If you just consider the case of pronunciations, even if IPA is used
for many languages (and well, considered as a distinct script using
symbols rather than orthographic letters), nothing has ever indicated
that the Latin script unified for use in IPA was a sign that would
indicate that Russian commonly uses the Latin script (or not even the
IPA notation, if considered as a separate script, as it should be,
just like the alternative UPA notation).
Even in the case of toponyms, this is not the Breton names (e.g.
Kemper) which are used as the source of transcriptions, but the French
names (e.g. Quimper). Not all toponyms are transcripted, many are left
intact, or partly translated (such as common parts like "Saint(s)").
Transcriptions are just an artifice used when there's no other name
commonly adopted in the target language, and they can aslo be the
first step to the creation of such translations, which also include
orthographic transforms that will look more conform to the usual
orthography and phonology of the target language.

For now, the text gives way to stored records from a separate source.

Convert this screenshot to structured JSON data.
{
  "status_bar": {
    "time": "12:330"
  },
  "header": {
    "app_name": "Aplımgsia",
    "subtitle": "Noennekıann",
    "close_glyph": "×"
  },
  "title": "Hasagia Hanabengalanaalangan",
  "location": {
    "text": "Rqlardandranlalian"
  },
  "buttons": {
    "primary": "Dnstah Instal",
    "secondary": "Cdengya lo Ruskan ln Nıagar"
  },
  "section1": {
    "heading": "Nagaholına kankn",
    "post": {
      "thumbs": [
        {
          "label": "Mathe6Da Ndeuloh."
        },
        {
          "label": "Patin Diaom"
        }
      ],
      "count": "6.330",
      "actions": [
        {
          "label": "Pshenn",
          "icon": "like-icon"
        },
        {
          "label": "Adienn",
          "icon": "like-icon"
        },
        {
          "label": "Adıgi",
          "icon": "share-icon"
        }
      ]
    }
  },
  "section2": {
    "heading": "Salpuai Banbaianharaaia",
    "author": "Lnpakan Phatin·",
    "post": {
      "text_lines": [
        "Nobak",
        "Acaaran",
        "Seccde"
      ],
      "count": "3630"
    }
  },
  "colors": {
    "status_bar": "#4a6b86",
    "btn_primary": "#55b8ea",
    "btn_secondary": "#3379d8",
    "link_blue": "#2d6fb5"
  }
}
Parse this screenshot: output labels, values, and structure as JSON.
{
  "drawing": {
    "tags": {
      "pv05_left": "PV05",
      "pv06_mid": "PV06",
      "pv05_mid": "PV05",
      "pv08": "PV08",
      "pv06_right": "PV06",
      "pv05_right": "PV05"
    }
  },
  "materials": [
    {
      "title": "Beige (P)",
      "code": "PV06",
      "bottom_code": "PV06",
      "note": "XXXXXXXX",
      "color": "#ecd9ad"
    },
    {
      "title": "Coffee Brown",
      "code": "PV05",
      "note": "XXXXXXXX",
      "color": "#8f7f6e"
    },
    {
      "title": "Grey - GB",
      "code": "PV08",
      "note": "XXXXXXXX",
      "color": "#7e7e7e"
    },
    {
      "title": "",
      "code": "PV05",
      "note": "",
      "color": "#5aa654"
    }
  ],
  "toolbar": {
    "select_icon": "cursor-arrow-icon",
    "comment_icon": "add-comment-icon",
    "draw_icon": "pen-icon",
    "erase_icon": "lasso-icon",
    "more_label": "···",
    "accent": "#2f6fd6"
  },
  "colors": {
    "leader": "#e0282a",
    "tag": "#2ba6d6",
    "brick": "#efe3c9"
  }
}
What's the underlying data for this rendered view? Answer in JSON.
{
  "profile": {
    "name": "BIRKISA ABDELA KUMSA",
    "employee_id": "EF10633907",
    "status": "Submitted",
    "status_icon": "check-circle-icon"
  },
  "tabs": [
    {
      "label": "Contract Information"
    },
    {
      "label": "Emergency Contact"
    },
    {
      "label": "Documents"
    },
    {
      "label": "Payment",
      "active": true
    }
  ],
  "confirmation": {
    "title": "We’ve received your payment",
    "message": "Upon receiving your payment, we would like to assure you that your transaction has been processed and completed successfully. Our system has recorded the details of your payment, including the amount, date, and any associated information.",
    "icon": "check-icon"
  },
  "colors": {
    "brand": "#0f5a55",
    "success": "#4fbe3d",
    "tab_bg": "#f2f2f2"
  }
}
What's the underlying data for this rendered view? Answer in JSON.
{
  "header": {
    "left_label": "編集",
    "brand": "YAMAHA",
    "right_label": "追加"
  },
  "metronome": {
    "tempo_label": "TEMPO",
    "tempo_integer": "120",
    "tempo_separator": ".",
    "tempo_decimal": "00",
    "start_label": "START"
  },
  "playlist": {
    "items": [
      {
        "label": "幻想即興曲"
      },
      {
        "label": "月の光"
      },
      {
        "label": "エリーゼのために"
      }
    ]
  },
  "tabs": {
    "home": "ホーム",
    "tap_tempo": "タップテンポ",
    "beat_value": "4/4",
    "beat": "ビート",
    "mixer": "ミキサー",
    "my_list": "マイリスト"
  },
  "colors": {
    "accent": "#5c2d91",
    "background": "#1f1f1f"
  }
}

Then there remans the case of people names and trademarks. Even if
their origin is Breton, they are left unchanged in most languages
includng French, or they will be transliterated to other scripts as if
they were French, not Breton.
I absolutely don't know which political implication would have the
registration of the script associated to regional languages like
Breton. The problem is not there (in the script) but in the
recognition of the language itself. There are MUCH more troubles with
the codifications of languages, than there are for scripts (the
wellknown exceptions being the case of IPA notation vs. Latin script ;
or Simplified vs. Traditional sinograms, and sometimes, vs.
Japanese-only sinograms not considered Kanji=Traditional).
Regional languages developed in regions that are dominated by a
language that has never known any switch of script, also don't have
any problem for the script they use themselves. This is clear and not
subject to discussions, unless there are active promoters in that
region for using a distinct script and producing a dictionnary with
that alternate script. As far as I know, there's never been any
attempt by Breton promoters to write it using Deseret. However there's
some development using the French Braille transcription system (which
is almost always used in association with the Latin script).